「これこそ正しいベートーヴェンの聴き方」
展開部の最後
ソナタ形式は、展開部だ。
展開部はベートーヴェン以後の曲の聴き所である。さて、ソナタ形式の展開部では何が重要であるか。それは、いかに再現部を導くことができるかだ、と、誰かが言った。誰だったかな。忘れてしまった。
ものの本にあるように、ソナタ形式では展開部が省略される場合がある。あるいはベートーヴェンの初期のピアノソナタにもあるように、主題提示部の繰り返し以外に、展開部+再現部で繰り返しをしてしまうこともある。これらの場合、展開部はベートーヴェンとしてはあまり重要な意味をなさない造りになっている(はず)。
「英雄」第1楽章提示部末尾
しかし、別ページにも書いたように、ベートーヴェンにおいては、繰り返しの行為そのものが変化していく。交響曲第3番「英雄」第1楽章における提示部の繰り返しは、つらいものがある。指揮者、朝比奈隆は、「英雄」の提示部は繰り返して演奏すべきだと言うが、どちらかと言うと繰り返さないほうが曲の理念としてはすっきりする。「英雄」のソナタ形式が進化した最終形態、すなわち交響曲第9番「合唱付き」の第1楽章では、見事に繰り返し記号が無い。序奏と主題が完全な融合をし、しかも出現のし方が大変に印象深い主題になってしまったため、繰り返すことが不可能になってしまったのだ。

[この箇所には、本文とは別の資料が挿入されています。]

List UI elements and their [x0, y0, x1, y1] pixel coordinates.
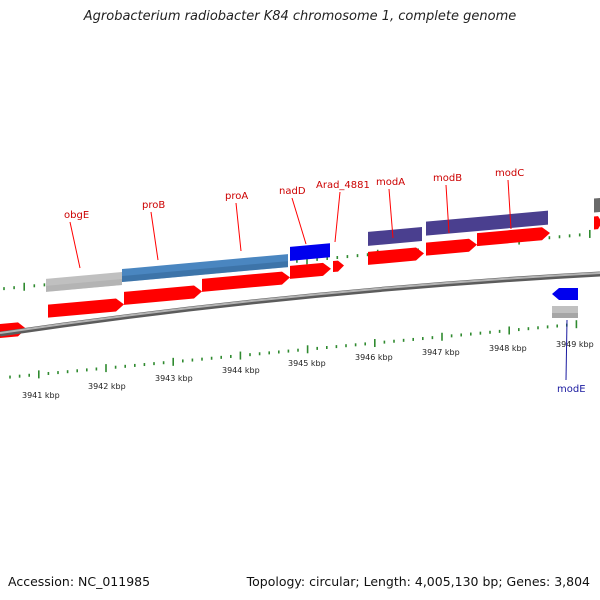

あらためて考えると、「英雄」第1楽章は冒頭が2回の和音打撃であり、これで調性と速度を宣言しているのである。これを主題提示部末尾の繰り返し部分に求めることは出来るだろうか。いやいや出来はしない。なぜなら提示部末尾は、展開部への雰囲気作りで忙しく(譜例の3小節め以降)、繰り返しの準備をすることが出来ないのである。音楽に敏感な人ならその繰り返し部分の雰囲気が、第1主題を導くには不釣合いであることを感じるに違いない。
このように提示部と展開部が有機的に結合し、繰り返しを許さないようになっていったのがベートーヴェンのソナタ形式であるが、展開部から再現部へ移る点においては、よりいっそう工夫を凝らしたものが多い。
「英雄」第1楽章展開部末尾
再び「英雄」であるが、もう冒頭で使った2つの和音打撃は使えない。そこで用意したのが天才の所以、例の有名な個所である。ここでは調性の定義を型破りな方法で実現した。いわゆる「力技」で、変ホ長調の属和音が鳴っているところに無理やり主和音で宣言してしまうのだ。「パタリロ!」の強引なギャグと手法はよく似ている。あとは全オーケストラが鳴りまくって、一丁上がりである。見事というほかない。
「ワルトシュタイン」第1楽章展開部末尾
「ワルトシュタイン」と交響曲第4番の各第1楽章の展開部末尾も、面白い。どちらも第1主題をもとに、なんとか主題再現部を導こうとしている。「ワルトシュタイン」では譜例の低音域でうごめいているが、これは第1主題の一部が変化したものである。ここで4回繰り返すために、次の小節にある「転回形」が違和感無く聴き取れる。その転回形の一部が取り出されて上昇していくのだ。すなわち、新しい音型に見えるものは第1主題の変化したものであり、それが盛り上げていくわけだ。そのしばらく後に作曲された交響曲第4番では同じような音型で再現部を導くことで知られている。こちらは、低音部のうごめきがティンパニに任され、さらに幻想的な雰囲気を醸し出す。
交響曲第4番第1楽章展開部末尾
これら以外に、「合唱付き」の第1楽章や、同じく第2楽章のスケルツォ主部など、展開部末尾で強烈な盛り上りを創り出すものがある。それらが巨大なエネルギーを創り出すことが出来る理由のひとつに、主題再現部は主題提示部の形をそのまま再現しているわけではないということがある。ベートーヴェンに至って、主題の再現は、全く同じ形で主題が再現するという意味ではなくなったのである。特に後期に近づくほど、ピアノソナタでは、展開部の末尾から主題の再現の部分で主題提示部と比べて様々な変化が与えられるようになり、演奏において大変難しいのではないかと思う。
もちろん、以上のように大きく変化して主題が再現されるものばかりではない。ピアノソナタ第27番第1楽章では、音型がうまく変化して冒頭と同じ第1主題を導くことに成功している。だからといって、演奏が簡単だというわけではない。内省的なこの曲でも、この部分は演奏が難しいのではないだろうか。ただし、強弱記号が細かにつけられているので助かるに違いない。